First article of the European Convention on Human Rights

Article 1 of the European Convention on Human Rights is the first article of the European Convention on Human Rights. It states that "The High Contracting Parties shall secure to everyone within their jurisdiction the rights and freedoms defined in Section I of this Convention".

==Jurisdiction==
The "jurisdiction" of member states has been challenged several times at the Court, the principle question being to what extent jurisdiction is territorial in nature.
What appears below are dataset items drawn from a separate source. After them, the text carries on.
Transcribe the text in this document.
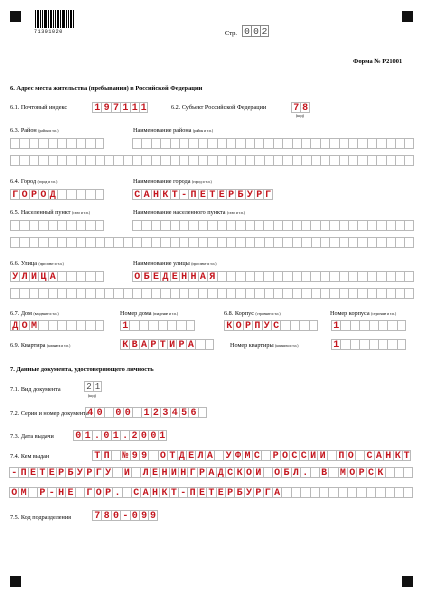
71301020	Стр. 0 0 2
Форма № Р21001
6. Адрес места жительства (пребывания) в Российской Федерации
6.1. Почтовый индекс	1 9 7 1 1 1	6.2. Субъект Российской Федерации	7 8
(код)
6.3. Район (район и т.п.)	Наименование района (район и т.п.)
6.4. Город (город и т.п.)	Наименование города (город и т.п.)
Г О Р О Д	С А Н К Т - П Е Т Е Р Б У Р Г
6.5. Населенный пункт (село и т.п.)	Наименование населенного пункта (село и т.п.)
6.6. Улица (проспект и т.п.)	Наименование улицы (проспект и т.п.)
У Л И Ц А	О Б Е Д Е Н Н А Я
6.7. Дом (владение и т.п.)	Номер дома (владение и т.п.)	6.8. Корпус (строение и т.п.)	Номер корпуса (строение и т.п.)
Д О М	1	К О Р П У С	1
6.9. Квартира (комната и т.п.)	К В А Р Т И Р А	Номер квартиры (комната и т.п.)	1
7. Данные документа, удостоверяющего личность
7.1. Вид документа	2 1
(код)
7.2. Серия и номер документа
4 0 0 0 1 2 3 4 5 6
7.3. Дата выдачи 0 1 . 0 1 . 2 0 0 1
7.4. Кем выдан	Т П № 9 9 О Т Д Е Л А У Ф М С Р О С С И И П О С А Н К Т
- П Е Т Е Р Б У Р Г У И Л Е Н И Н Г Р А Д С К О Й О Б Л . В М О Р С К
О М Р - Н Е Г О Р . С А Н К Т - П Е Т Е Р Б У Р Г А
7.5. Код подразделения 7 8 0 - 0 9 9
The court has struck a path between recognising exceptions to the regional nature of the treaty and

In Loizidou v Turkey (Preliminary Objections) (1995) 20 EHRR 99 the European Court of Human Rights stated:
Bearing in mind the object and purpose of the Convention, the responsibility of a Contracting Party may also arise when as a consequence of military action - whether lawful or unlawful - it exercises effective control of an area outside its national territory. The obligation to secure, in such an area, the rights and freedoms set out in the Convention derives from the fact of such control whether it be exercised directly, through its armed forces, or through a subordinate local administration.
Therefore actions of Turkey in Turkish controlled Northern Cyprus were found to be covered by the Convention.

==Notable cases==
- Loizidou v Turkey (see above)
- Issa v Turkey (2004) 41 EHRR 567 – the defendant could contest jurisdiction for the purposes of Article 1 on factual grounds notwithstanding that they had not made any objection on those grounds at the admissibility stage.
- Öcalan v Turkey (2005) 41 EHRR 985 – acts of Kenya (not a party to the Convention) within its territory at the request of Turkey could not be attributed to Turkey so as to establish jurisdiction.
- Banković v Belgium (2007) – jurisdiction is essentially territorial; in contrast to the situation in Loizidou the victims of an airstrike on Yugoslavia, an extra-territorial act, were not under the defendants' effective control, nor was there a lacuna in protection between contracting states to be avoided as Yugoslavia was not a party.
- Al-Skeini and others v United Kingdom (2011) – the UK exercised Article 1 jurisdiction in Basra province in relation to killings of civilians because it exercised relevant governmental functions between the deposition of the Ba'ath regime and establishment of the Iraqi Interim Government.